You are free to defend our odd usage of the term, but all I ask is that you recognize Law Land distorts what rank and file businesspeople and economists would assume the word means.

Productivity:

Industry usage is that productivity means billable worked hours per lawyer.  This turns inputs and outputs on its head. Hours worked is an input measure pure and simple, but productivity is defined (typical Econ 101 textbook)  as “output per unit of input.”  This is not far removed from Orwell’s “Ministry of Truth” in terms of turning what words mean upside down.    

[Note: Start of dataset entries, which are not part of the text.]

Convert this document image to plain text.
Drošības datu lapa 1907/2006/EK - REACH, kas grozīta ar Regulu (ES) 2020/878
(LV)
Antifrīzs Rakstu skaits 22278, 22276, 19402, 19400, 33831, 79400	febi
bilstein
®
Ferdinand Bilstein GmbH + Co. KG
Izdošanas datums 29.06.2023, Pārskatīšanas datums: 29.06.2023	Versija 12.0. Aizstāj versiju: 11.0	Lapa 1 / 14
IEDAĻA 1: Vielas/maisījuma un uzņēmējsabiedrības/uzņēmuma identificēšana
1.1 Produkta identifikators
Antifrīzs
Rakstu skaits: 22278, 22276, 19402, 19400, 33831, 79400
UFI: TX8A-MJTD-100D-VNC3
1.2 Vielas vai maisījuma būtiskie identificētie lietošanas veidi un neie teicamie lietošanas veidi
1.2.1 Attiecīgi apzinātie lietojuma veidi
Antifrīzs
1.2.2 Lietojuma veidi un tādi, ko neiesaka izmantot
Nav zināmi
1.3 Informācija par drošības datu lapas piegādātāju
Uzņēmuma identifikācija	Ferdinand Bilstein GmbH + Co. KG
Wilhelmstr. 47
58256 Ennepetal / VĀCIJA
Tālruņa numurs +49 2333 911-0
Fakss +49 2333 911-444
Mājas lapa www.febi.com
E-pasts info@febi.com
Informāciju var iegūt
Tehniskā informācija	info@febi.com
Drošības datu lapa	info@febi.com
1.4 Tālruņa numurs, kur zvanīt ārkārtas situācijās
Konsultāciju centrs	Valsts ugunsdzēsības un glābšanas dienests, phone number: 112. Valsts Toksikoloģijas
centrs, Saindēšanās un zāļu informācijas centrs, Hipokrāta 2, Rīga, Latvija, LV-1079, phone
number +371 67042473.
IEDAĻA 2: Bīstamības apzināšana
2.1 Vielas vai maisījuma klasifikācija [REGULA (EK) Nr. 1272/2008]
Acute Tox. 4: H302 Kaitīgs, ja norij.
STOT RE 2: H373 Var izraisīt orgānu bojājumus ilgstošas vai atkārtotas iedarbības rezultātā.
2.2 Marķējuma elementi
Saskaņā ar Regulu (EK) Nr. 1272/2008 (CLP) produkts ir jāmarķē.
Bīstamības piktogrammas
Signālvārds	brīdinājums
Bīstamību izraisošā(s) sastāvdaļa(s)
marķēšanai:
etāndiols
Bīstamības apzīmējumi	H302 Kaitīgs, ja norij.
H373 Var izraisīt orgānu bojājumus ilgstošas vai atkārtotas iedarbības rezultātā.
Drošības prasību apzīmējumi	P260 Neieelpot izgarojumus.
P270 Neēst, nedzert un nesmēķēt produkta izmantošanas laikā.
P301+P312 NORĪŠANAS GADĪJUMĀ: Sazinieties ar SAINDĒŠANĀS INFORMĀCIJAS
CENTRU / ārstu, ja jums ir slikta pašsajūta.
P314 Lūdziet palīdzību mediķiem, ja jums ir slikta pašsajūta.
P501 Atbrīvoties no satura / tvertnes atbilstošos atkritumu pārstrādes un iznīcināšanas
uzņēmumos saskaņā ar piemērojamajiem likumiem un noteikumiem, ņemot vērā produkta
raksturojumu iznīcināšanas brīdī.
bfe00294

I know some readers will attempt the jujitsu move in their minds of arguing that billable hours “produce” revenue to the firm.  Nice try. What any organization produces is the goods and/or services that clients come to it for and purchase. Clients, trust me on this, do not come to your firm to write checks and call it a day. To generate revenue,  organizations must produce the goods and/or services they’re known for, but in no tenable sense does that mean the revenue is what the firm is producing.

Profitability:

According to innumerable MBA programs, Accounting and Econ 101 textbooks, common sense, and the entire universe of business journalists and Wall Street analysts,  net profit is, as the redoubtable FT puts it:

The profit of a company after operating expenses and all other charges including taxes, interest and depreciation have been deducted from total revenue. Also called net earnings or net income.

But despite the universal assent to this straightforward definition everywhere else in the economy, that’s not the way we in Law Land use “profitability.”  We (The American Lawyer and the rest of the legal media, managing partners and executive committee members, recruiters, etc.) have decided that what we mean by “profitability” is, yes,  income minus expenses, but calculated before we pay the equity partners.  

Imagine a publicly traded company deciding that, henceforth, it would report profits before paying middle and senior management.  Even the non-securities lawyers in the crowd can imagine how long it would take before the SEC opened an inquiry on this.

On the other hand, reporting as we do has undeniable cosmetic advantages: We can as an industry boast of profit margins anywhere from 30–50+% of revenue, which, if calculated under GAAP, would indeed be enviable: So enviable, indeed, that they would attract a host of new entrants seeking to compete them away.  But since that hasn’t happened, it may be that we have not pulled the wool over the world’s eyes. Maybe all we’ve done is annoy our clients, encourage even greater innumeracy and lazy thinking about the business our firms are in, and once again decided that words mean what we decree and not what the rest of the world employs them to mean.